1349428 - Simultaneous systemic and pulmonic blood pressure modeling

Friday, January 27, 2023

10:20 AM – 11:00 AM

Location: Pacific Jewel

Presenting Author(s)

Robert Biederman, MD

Director
Allegheny Health Network
Pittsburgh, Pennsylvania, United States

Primary Author(s)

MD

Mark Doyle, PhD

Physicist
Allegheny Health Network
Pittsburgh, Pennsylvania, United States

Co-Author(s)

GR

Geetha Rayarao, MSc

Software Engineer
Allegheny Health Network, United States
Robert Biederman, MD

Director
Allegheny Health Network
Pittsburgh, Pennsylvania, United States

Disclosure(s):

Robert Biederman, MD: No financial relationships to disclose

Background:

Pressure generation in the ventricular chambers is known to track a single sinusoidal lobe which is interrupted by opening of the outflow valves (aortic and pulmonic for left and right ventricles, respectively). We hypothesized that a sinusoidal-based transform of key cardiac variables could model both systemic systolic blood pressure (SBP) and pulmonic arterial systolic blood pressures (PAPs).

Methods:

Data from patients (n=95) with SBP and cardiac measured variables were available. In a sub set of 41 patients (43%) with pulmonary arterial hypertension (PAH) right heart catheterization measures of PAPs were available. Sinusoidal transforms of key cardiac measures obtained using CMR were separately fit to SBP and PAPs. Importantly, the frequency of each cardiac variable was constrained to be the same for the SBP and PAPs, while the phase of the transform was allowed to be set separately. The cardiac variables entered into the model were ventricular ejection fraction (EF), ventricular end systolic volume (ESV) and ventricular-outflow impedance (Imp), each measured separately for left and right ventricles. In addition to sinusoidal transformed variables, the following variables were included in the model without transformation; left and right ventricular mass and age.

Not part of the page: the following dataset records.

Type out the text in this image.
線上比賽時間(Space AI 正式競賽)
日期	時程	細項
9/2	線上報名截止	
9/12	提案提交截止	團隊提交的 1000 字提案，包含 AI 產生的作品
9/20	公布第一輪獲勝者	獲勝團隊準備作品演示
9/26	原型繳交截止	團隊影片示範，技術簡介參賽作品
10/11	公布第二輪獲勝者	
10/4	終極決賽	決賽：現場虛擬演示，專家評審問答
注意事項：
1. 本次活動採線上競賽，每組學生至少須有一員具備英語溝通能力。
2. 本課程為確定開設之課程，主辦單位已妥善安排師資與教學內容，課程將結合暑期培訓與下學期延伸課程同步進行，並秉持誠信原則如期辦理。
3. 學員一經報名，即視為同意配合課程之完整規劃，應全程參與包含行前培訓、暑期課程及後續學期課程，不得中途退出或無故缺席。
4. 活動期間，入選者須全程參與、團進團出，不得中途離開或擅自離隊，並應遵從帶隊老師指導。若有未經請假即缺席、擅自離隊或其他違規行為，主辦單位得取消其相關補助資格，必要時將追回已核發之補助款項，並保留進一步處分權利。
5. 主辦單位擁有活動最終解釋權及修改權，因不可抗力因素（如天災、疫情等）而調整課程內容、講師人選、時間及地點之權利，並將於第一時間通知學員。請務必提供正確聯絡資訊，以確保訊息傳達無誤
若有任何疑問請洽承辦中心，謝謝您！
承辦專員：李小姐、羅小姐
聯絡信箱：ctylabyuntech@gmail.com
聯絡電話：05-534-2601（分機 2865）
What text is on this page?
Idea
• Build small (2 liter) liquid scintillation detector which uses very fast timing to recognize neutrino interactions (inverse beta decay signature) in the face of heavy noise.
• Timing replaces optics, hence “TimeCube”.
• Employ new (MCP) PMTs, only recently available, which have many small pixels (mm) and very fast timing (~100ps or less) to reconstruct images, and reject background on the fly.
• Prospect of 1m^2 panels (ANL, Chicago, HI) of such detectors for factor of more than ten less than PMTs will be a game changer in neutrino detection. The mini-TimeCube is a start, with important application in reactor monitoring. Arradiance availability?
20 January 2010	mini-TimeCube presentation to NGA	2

The sinusoidal transformed and linear variables were included in two linear regression models, one for SBP and one for PAPs. The fit of each model was optimized by maximizing the summation of the r² fit for each model.

Results:

The model fit to SBP had an r² of 0.59, and the model fit to PAPs had an r² of 0.75, figure 1. The constraint that the same sinusoidal transform frequency be applied to each cardiac variable emphasizes the physiologic nature of the relationship to SBP and PAPs. Further, since both left and right ventricular variables contributed to SBP and PAPs is an acknowledgement of the interaction of left and right circuits. While disease of the left side is not responsible for elevation of PAPs in PAH patients, the interaction of the ventricles is not necessarily pathological but a consequence of the two ventricles being in parallel with each other, being constrained in total volume (at least in the short term) by the pericardial sac, and being in physical contact for direct pressure interaction via the septum. The model for both systemic and pulmonic pressures, for both PAH and non-PAH patients was fit by a common set of variables applied to left and right ventricular variables.

Conclusion:

A model was fit to SBP and PAPs using CMR derived data and patient age. The model employed several variables that were sinusoidally transformed, and importantly the same frequency was applied to each variables when modeling SBP and PAPs, indicating the physiological basis of the model.